Edirne’de Kakava-Hıdırellez Şenlikleri için Roman Kültürü Kutlamaları

Edirne’de Roman vatandaşların önde gelen isimlerinden Çeribaşı Fikri Ocak, klasik kıyafetlerini giyerek insanları müzik ve danslarıyla Kakava- Hıdırellez Şenlikleri’ne davet ediyor.
Yapılan seçimle 2008 yılında “Çeribaşı” seçilen Ocak, her sabah klasik giysileriyle konutundan çıkarak mahallesini selamlıyor.
Renkli ekip elbisesi, kulağına taktığı gül ve boynuna bağladığı kırmızı yazmasıyla dikkati çeken Ocak, mahalle sakinleriyle sohbet ettikten sonra müzisyenlerin buluşma noktası olan kahvehaneye geçiyor.
Günün programını burada müzisyenlerle belirleyen Ocak, daha sonra şenliklere davet çalışmalarına başlıyor.

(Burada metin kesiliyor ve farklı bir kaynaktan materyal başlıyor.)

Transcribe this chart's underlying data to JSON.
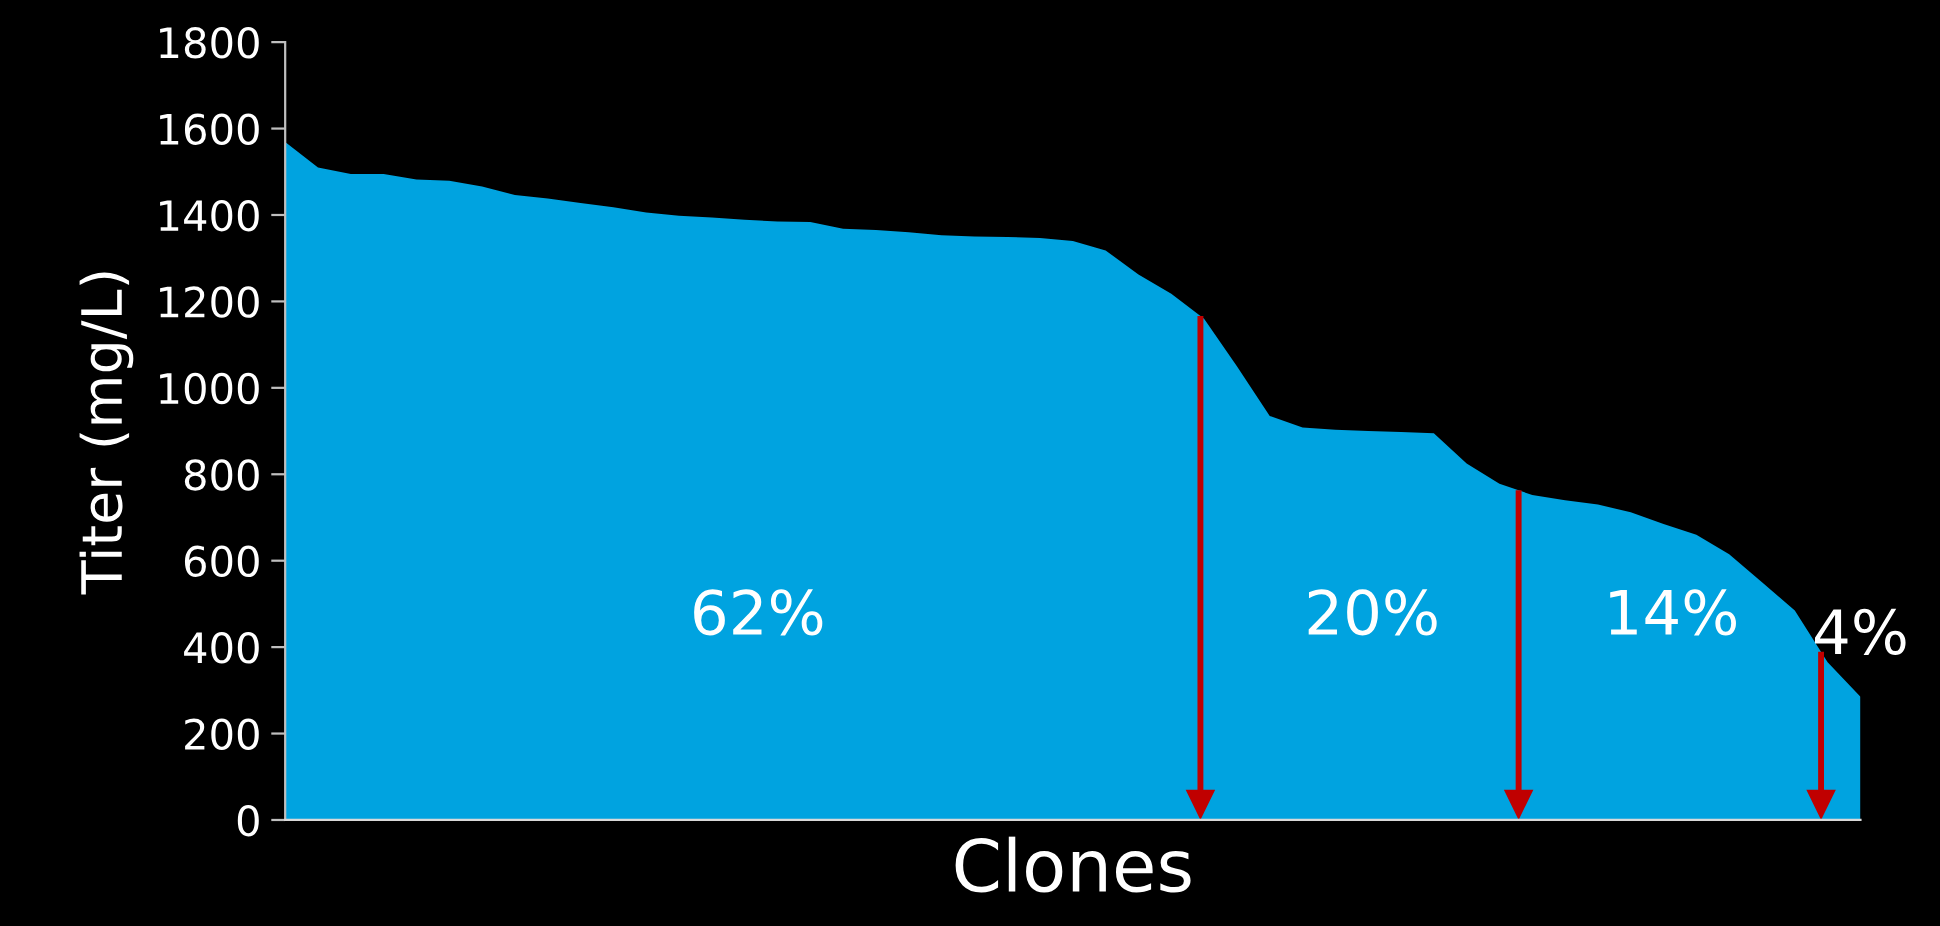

Kentin çeşitli noktalarında vatandaşlarla bir ortaya gelen Ocak, tarihi çarşılarda, Selimiye Meydanı’nda ve vakit zaman ilçelerde Roman müzikleri ve danslarıyla Kakava’ya davetini sürdürüyor.
Roman kültüründe baharın gelişi olarak kabul edilen Kakava’nın, iştirak arttıkça daha coşkulu geçtiğini belirten Ocak, bu geleneği yaşatmaya devam ediyor.
“Çeribaşı olmazsa Kakava da olmaz”
Ocak, AA muhabirine yaptığı açıklamada, Kakava’nın Romanların bir yıl boyunca beklediği, bolluk ve rahmet için çeşitli ritüellerin gerçekleştirildiği kutlama olduğunu söyledi.
Kakava’nın memleketler arası buluşma noktası haline geldiğini belirten Ocak, her yıl binlerce kişinin Edirne’ye akın ettiğini lisana getirdi.
Kakava ateşinin dünyanın dört bir yanından insanları Edirne’ye çektiğini anlatan Ocak, “Türkiye’nin dört bir yanından gelen var. Bulgaristan, Yunanistan, İspanya, hatta Çin’den gelen dostlarımız var. Bana diyorlar ki, ‘Çeribaşı olmazsa Kakava da olmaz.’ Ben de diyorum ki bu sevgi, bu sıcaklık içindir. Biz burada beşerlerle dost oluyoruz. Kakava, insanları birbirine bağlayan bir köprüdür.” diye konuştu.
Kutlamalar kortej yürüyüşüyle 5 Mayıs’ta başlıyor
Kakava kutlamalarının 5 Mayıs’ta kortej eşliğinde Sarayiçi’ne bağlayan Yasal Köprüsü’nden giriş yapılarak başlatıldığını belirten Ocak, şunları paylaştı:
“Valimiz, belediye liderimiz, pahalı protokol ve halktan oluşan kortejle, olağan ben de en öndeyim, köprüden giriş yaparız. Halkı selamlar, ateşin yanacağı alana geçeriz. Konuşmalar olur evvel, ben de konuşmamda sancağımı, bayrağımı, milletimi, Türkiye’mi sevdiğimi söylerim.
Sonra ateş yakılır, bu bir dostluk ateşidir. Ateş biraz harı söndü mü üstünden atlanır, sabaha kadar bilhassa Roman mahallelerinde cümbüşler olur. 6 Mayıs sabaha karşı da mahallelerden davullarla Tunca’ya gelinir, burada yüz yıkayan olur, ağaç kısmı alıp rahmet için meskeninin kapısına asanlar olur.”